One is to remember what happened to Rudyard Kipling.

Education is learning about things like history and help us develop awareness and an opinion that may inform us in the proper use of impressions.

Rudyard Kipling is remembered for his fame not what happened to him. His tragic life is a reminder of the ups and downs in life and how difficult it is to navigate tragedy in any measure.

“If” is just one of the tools that can still help us cope, this poem is still quite famous.

It may also be of some note that Kipling was scarred in childhood by a nasty couple that ran a boarding school.

And he was the youngest man to win the Nobel Prize for literature, but due to the war, his son was killed and his daughter was lost to a disease. His sole surviving child, got married but never had a child. He never really recovered from the stress in his life. He was not well received after being so famous in his early life. As his mental anguish mounted, his latter years left him less received and more prone to be dismissed by the public opinion.

But History marks the changes that have occurred over the years.

Racism, poverty and disease have all improved greatly in the intervening years.

Check out Wikipedia-Rudyard Kipling for a more detailed account.

Triumph And Disaster (‘those two imposters’)

I quit looking for perfection.

Competing for success sucks when it costs you good people.

No amount of material gain makes up for pain and suffering or harm to myself or others.

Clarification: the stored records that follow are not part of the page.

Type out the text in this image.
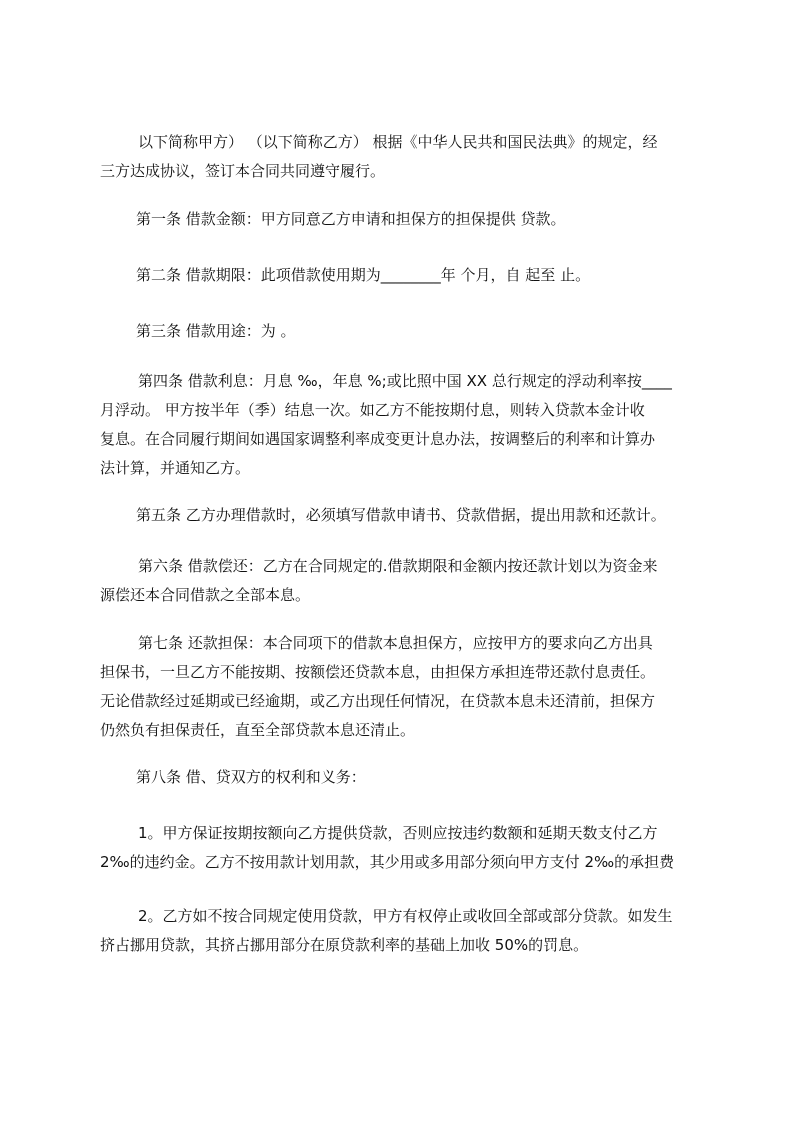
以下简称甲方） （以下简称乙方） 根据《中华人民共和国民法典》的规定，经
三方达成协议，签订本合同共同遵守履行。
第一条 借款金额：甲方同意乙方申请和担保方的担保提供 贷款。
第二条 借款期限：此项借款使用期为________年 个月，自 起至 止。
第三条 借款用途：为 。
第四条 借款利息：月息 ‰，年息 %;或比照中国 XX 总行规定的浮动利率按____
月浮动。 甲方按半年（季）结息一次。如乙方不能按期付息，则转入贷款本金计收
复息。在合同履行期间如遇国家调整利率成变更计息办法，按调整后的利率和计算办
法计算，并通知乙方。
第五条 乙方办理借款时，必须填写借款申请书、贷款借据，提出用款和还款计。
第六条 借款偿还：乙方在合同规定的.借款期限和金额内按还款计划以为资金来
源偿还本合同借款之全部本息。
第七条 还款担保：本合同项下的借款本息担保方，应按甲方的要求向乙方出具
担保书，一旦乙方不能按期、按额偿还贷款本息，由担保方承担连带还款付息责任。
无论借款经过延期或已经逾期，或乙方出现任何情况，在贷款本息未还清前，担保方
仍然负有担保责任，直至全部贷款本息还清止。
第八条 借、贷双方的权利和义务：
1。甲方保证按期按额向乙方提供贷款，否则应按违约数额和延期天数支付乙方
2‰的违约金。乙方不按用款计划用款，其少用或多用部分须向甲方支付 2‰的承担费
2。乙方如不按合同规定使用贷款，甲方有权停止或收回全部或部分贷款。如发生
挤占挪用贷款，其挤占挪用部分在原贷款利率的基础上加收 50%的罚息。
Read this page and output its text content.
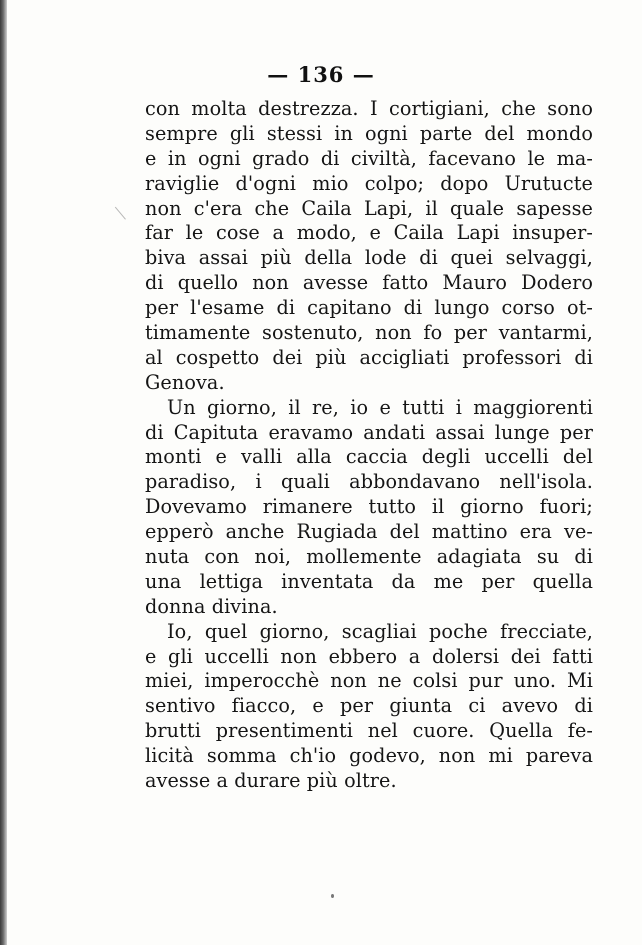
— 136 —
con molta destrezza. I cortigiani, che sono
sempre gli stessi in ogni parte del mondo
e in ogni grado di civiltà, facevano le ma-
raviglie d'ogni mio colpo; dopo Urutucte
non c'era che Caila Lapi, il quale sapesse
far le cose a modo, e Caila Lapi insuper-
biva assai più della lode di quei selvaggi,
di quello non avesse fatto Mauro Dodero
per l'esame di capitano di lungo corso ot-
timamente sostenuto, non fo per vantarmi,
al cospetto dei più accigliati professori di
Genova.
Un giorno, il re, io e tutti i maggiorenti
di Capituta eravamo andati assai lunge per
monti e valli alla caccia degli uccelli del
paradiso, i quali abbondavano nell'isola.
Dovevamo rimanere tutto il giorno fuori;
epperò anche Rugiada del mattino era ve-
nuta con noi, mollemente adagiata su di
una lettiga inventata da me per quella
donna divina.
Io, quel giorno, scagliai poche frecciate,
e gli uccelli non ebbero a dolersi dei fatti
miei, imperocchè non ne colsi pur uno. Mi
sentivo fiacco, e per giunta ci avevo di
brutti presentimenti nel cuore. Quella fe-
licità somma ch'io godevo, non mi pareva
avesse a durare più oltre.
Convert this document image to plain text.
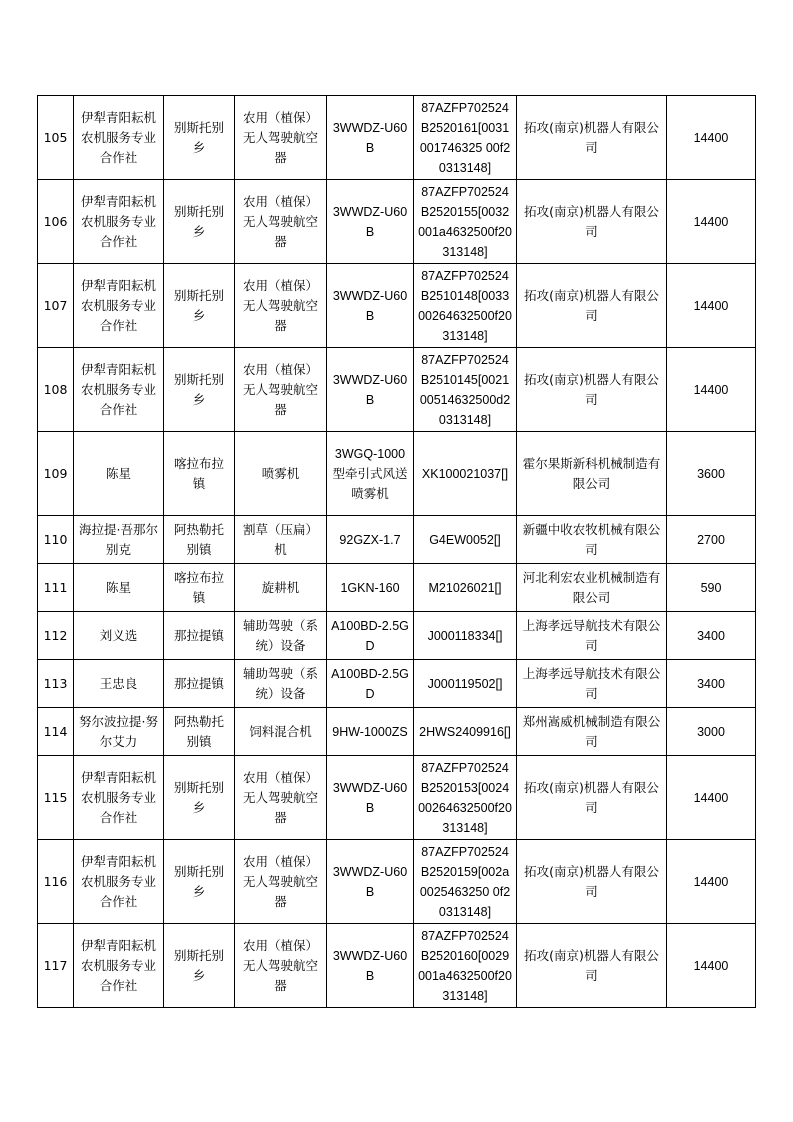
105	伊犁青阳耘机农机服务专业合作社	别斯托别乡	农用（植保）无人驾驶航空器	3WWDZ-U60B	87AZFP702524B2520161[0031001746325 00f20313148]	拓攻(南京)机器人有限公司	14400
106	伊犁青阳耘机农机服务专业合作社	别斯托别乡	农用（植保）无人驾驶航空器	3WWDZ-U60B	87AZFP702524B2520155[0032001a4632500f20313148]	拓攻(南京)机器人有限公司	14400
107	伊犁青阳耘机农机服务专业合作社	别斯托别乡	农用（植保）无人驾驶航空器	3WWDZ-U60B	87AZFP702524B2510148[003300264632500f20313148]	拓攻(南京)机器人有限公司	14400
108	伊犁青阳耘机农机服务专业合作社	别斯托别乡	农用（植保）无人驾驶航空器	3WWDZ-U60B	87AZFP702524B2510145[002100514632500d20313148]	拓攻(南京)机器人有限公司	14400
109	陈星	喀拉布拉镇	喷雾机	3WGQ-1000 型牵引式风送喷雾机	XK100021037[]	霍尔果斯新科机械制造有限公司	3600
110	海拉提·吾那尔别克	阿热勒托别镇	割草（压扁）机	92GZX-1.7	G4EW0052[]	新疆中收农牧机械有限公司	2700
111	陈星	喀拉布拉镇	旋耕机	1GKN-160	M21026021[]	河北利宏农业机械制造有限公司	590
112	刘义选	那拉提镇	辅助驾驶（系统）设备	A100BD-2.5GD	J000118334[]	上海孝远导航技术有限公司	3400
113	王忠良	那拉提镇	辅助驾驶（系统）设备	A100BD-2.5GD	J000119502[]	上海孝远导航技术有限公司	3400
114	努尔波拉提·努尔艾力	阿热勒托别镇	饲料混合机	9HW-1000ZS	2HWS2409916[]	郑州嵩威机械制造有限公司	3000
115	伊犁青阳耘机农机服务专业合作社	别斯托别乡	农用（植保）无人驾驶航空器	3WWDZ-U60B	87AZFP702524B2520153[002400264632500f20313148]	拓攻(南京)机器人有限公司	14400
116	伊犁青阳耘机农机服务专业合作社	别斯托别乡	农用（植保）无人驾驶航空器	3WWDZ-U60B	87AZFP702524B2520159[002a0025463250 0f20313148]	拓攻(南京)机器人有限公司	14400
117	伊犁青阳耘机农机服务专业合作社	别斯托别乡	农用（植保）无人驾驶航空器	3WWDZ-U60B	87AZFP702524B2520160[0029001a4632500f20313148]	拓攻(南京)机器人有限公司	14400
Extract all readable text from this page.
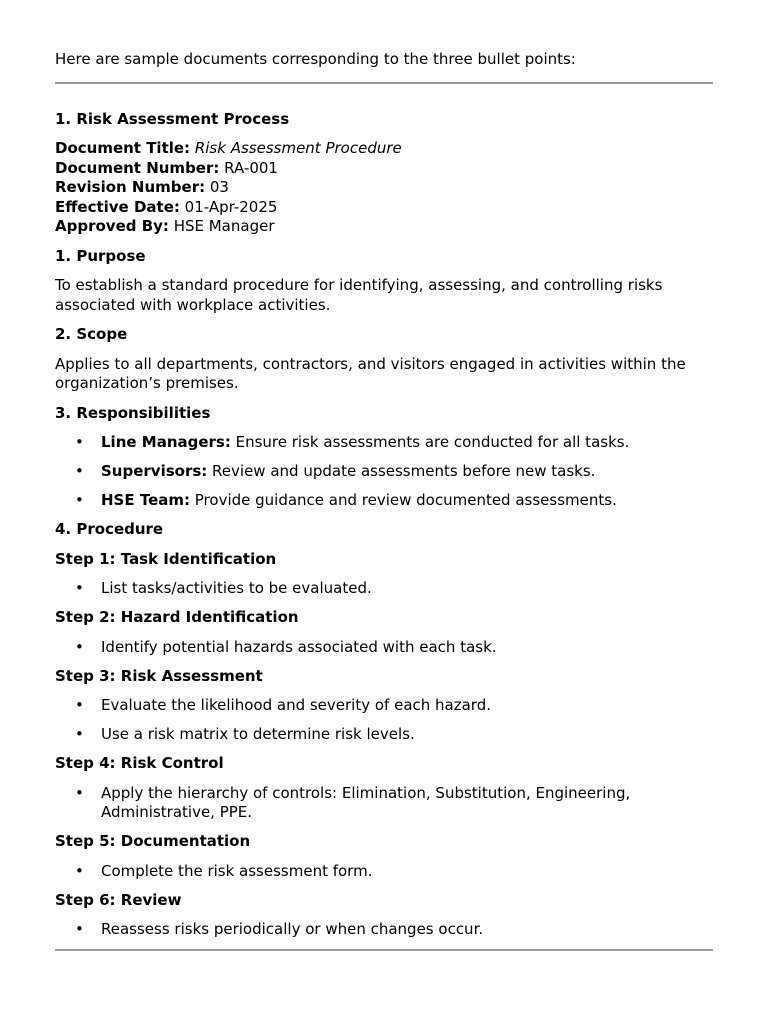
Here are sample documents corresponding to the three bullet points:

1. Risk Assessment Process

Document Title: Risk Assessment Procedure

Document Number: RA-001

Revision Number: 03

Effective Date: 01-Apr-2025

Approved By: HSE Manager

1. Purpose

To establish a standard procedure for identifying, assessing, and controlling risks associated with workplace activities.

2. Scope

Applies to all departments, contractors, and visitors engaged in activities within the organization’s premises.

3. Responsibilities

• Line Managers: Ensure risk assessments are conducted for all tasks.
• Supervisors: Review and update assessments before new tasks.
• HSE Team: Provide guidance and review documented assessments.

4. Procedure

Step 1: Task Identification

• List tasks/activities to be evaluated.

Step 2: Hazard Identification

• Identify potential hazards associated with each task.

Step 3: Risk Assessment

• Evaluate the likelihood and severity of each hazard.
• Use a risk matrix to determine risk levels.

Step 4: Risk Control

• Apply the hierarchy of controls: Elimination, Substitution, Engineering, Administrative, PPE.

Step 5: Documentation

• Complete the risk assessment form.

Step 6: Review

• Reassess risks periodically or when changes occur.
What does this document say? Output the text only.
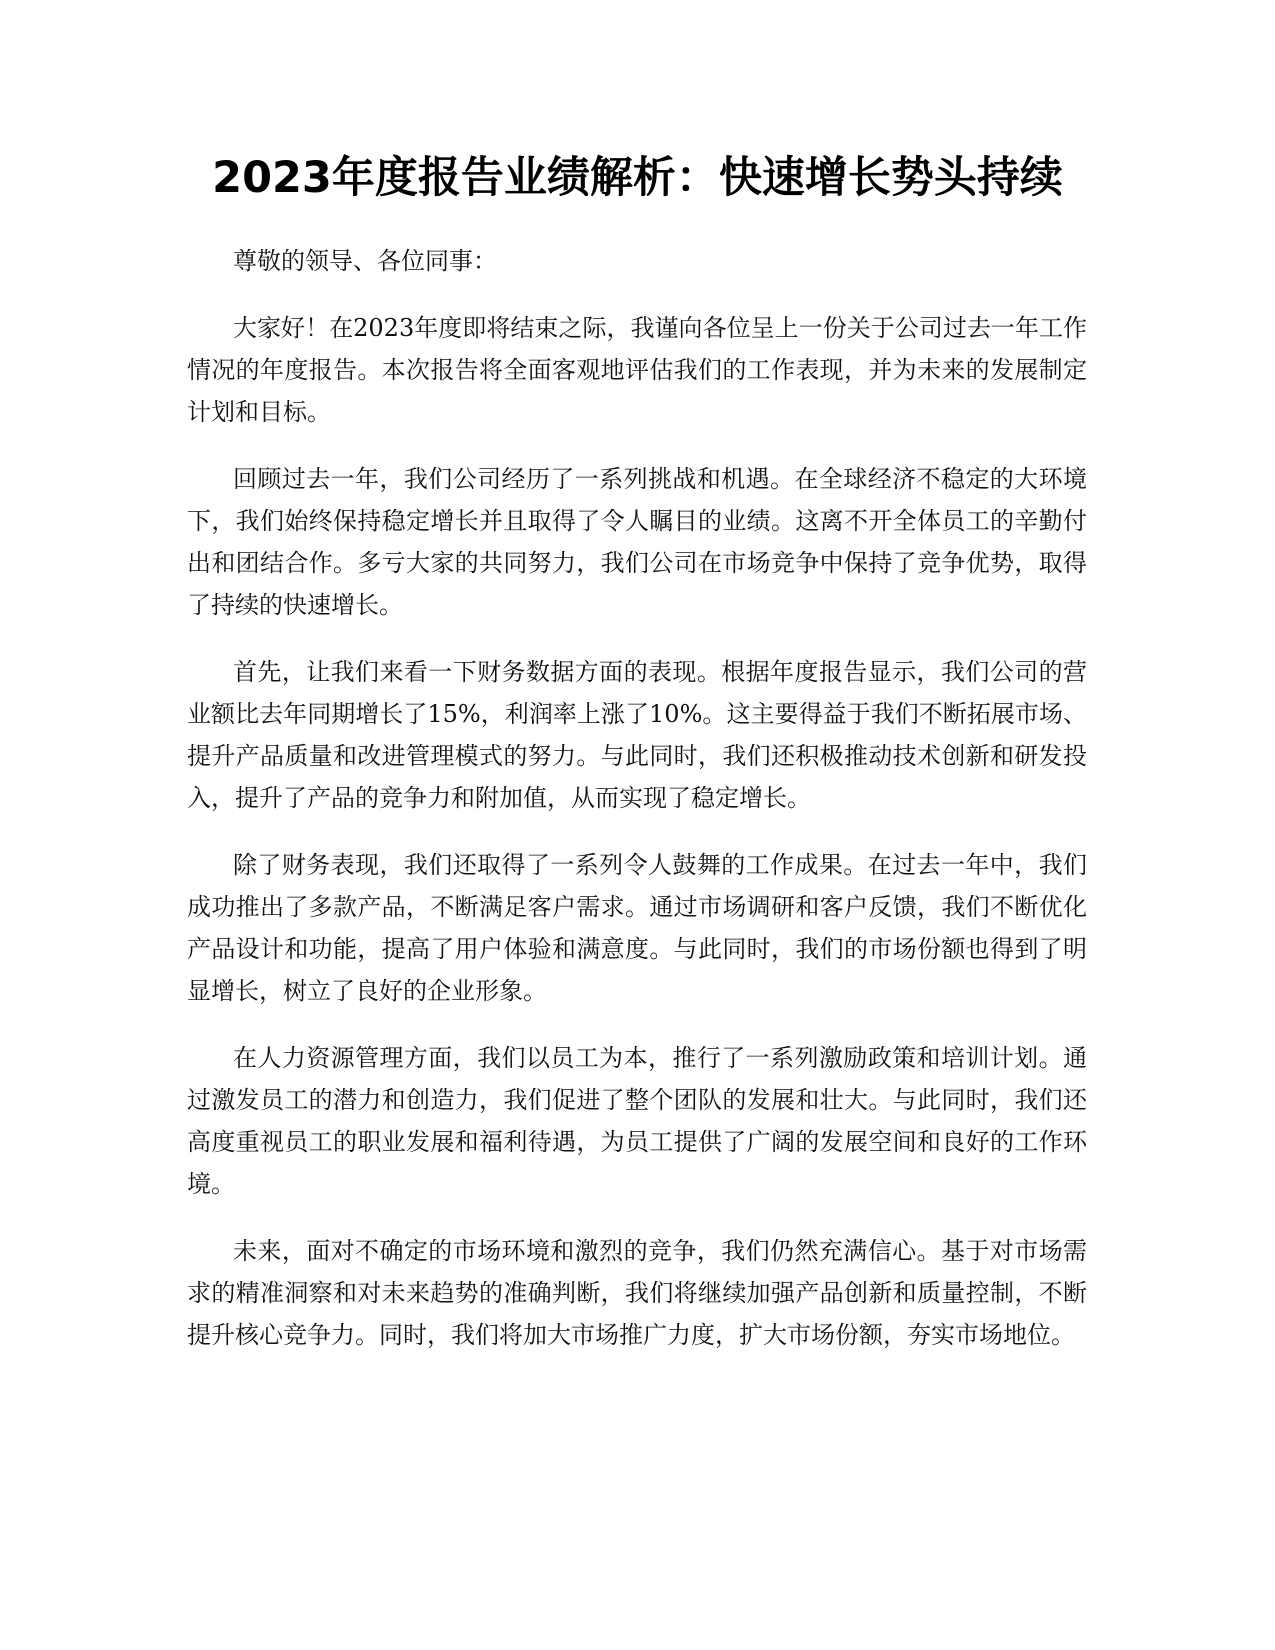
2023年度报告业绩解析：快速增长势头持续

尊敬的领导、各位同事：

大家好！在2023年度即将结束之际，我谨向各位呈上一份关于公司过去一年工作情况的年度报告。本次报告将全面客观地评估我们的工作表现，并为未来的发展制定计划和目标。

回顾过去一年，我们公司经历了一系列挑战和机遇。在全球经济不稳定的大环境下，我们始终保持稳定增长并且取得了令人瞩目的业绩。这离不开全体员工的辛勤付出和团结合作。多亏大家的共同努力，我们公司在市场竞争中保持了竞争优势，取得了持续的快速增长。

首先，让我们来看一下财务数据方面的表现。根据年度报告显示，我们公司的营业额比去年同期增长了15%，利润率上涨了10%。这主要得益于我们不断拓展市场、提升产品质量和改进管理模式的努力。与此同时，我们还积极推动技术创新和研发投入，提升了产品的竞争力和附加值，从而实现了稳定增长。

除了财务表现，我们还取得了一系列令人鼓舞的工作成果。在过去一年中，我们成功推出了多款产品，不断满足客户需求。通过市场调研和客户反馈，我们不断优化产品设计和功能，提高了用户体验和满意度。与此同时，我们的市场份额也得到了明显增长，树立了良好的企业形象。

在人力资源管理方面，我们以员工为本，推行了一系列激励政策和培训计划。通过激发员工的潜力和创造力，我们促进了整个团队的发展和壮大。与此同时，我们还高度重视员工的职业发展和福利待遇，为员工提供了广阔的发展空间和良好的工作环境。

未来，面对不确定的市场环境和激烈的竞争，我们仍然充满信心。基于对市场需求的精准洞察和对未来趋势的准确判断，我们将继续加强产品创新和质量控制，不断提升核心竞争力。同时，我们将加大市场推广力度，扩大市场份额，夯实市场地位。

I like keeping my small failures and small successes.

I’m not looking for a ditch to lay down in or some golden ring that makes me a winner.

To build a relationship with myself and others, is all about learning from success and failure, to correct my mistakes and make a life while adjusting to changes.

I believe in keeping my stuff small and manageable and building on a good foundation in all my affairs.

Kipling said it best “If you can meet with triumph and disaster and treat those two imposters just the same.”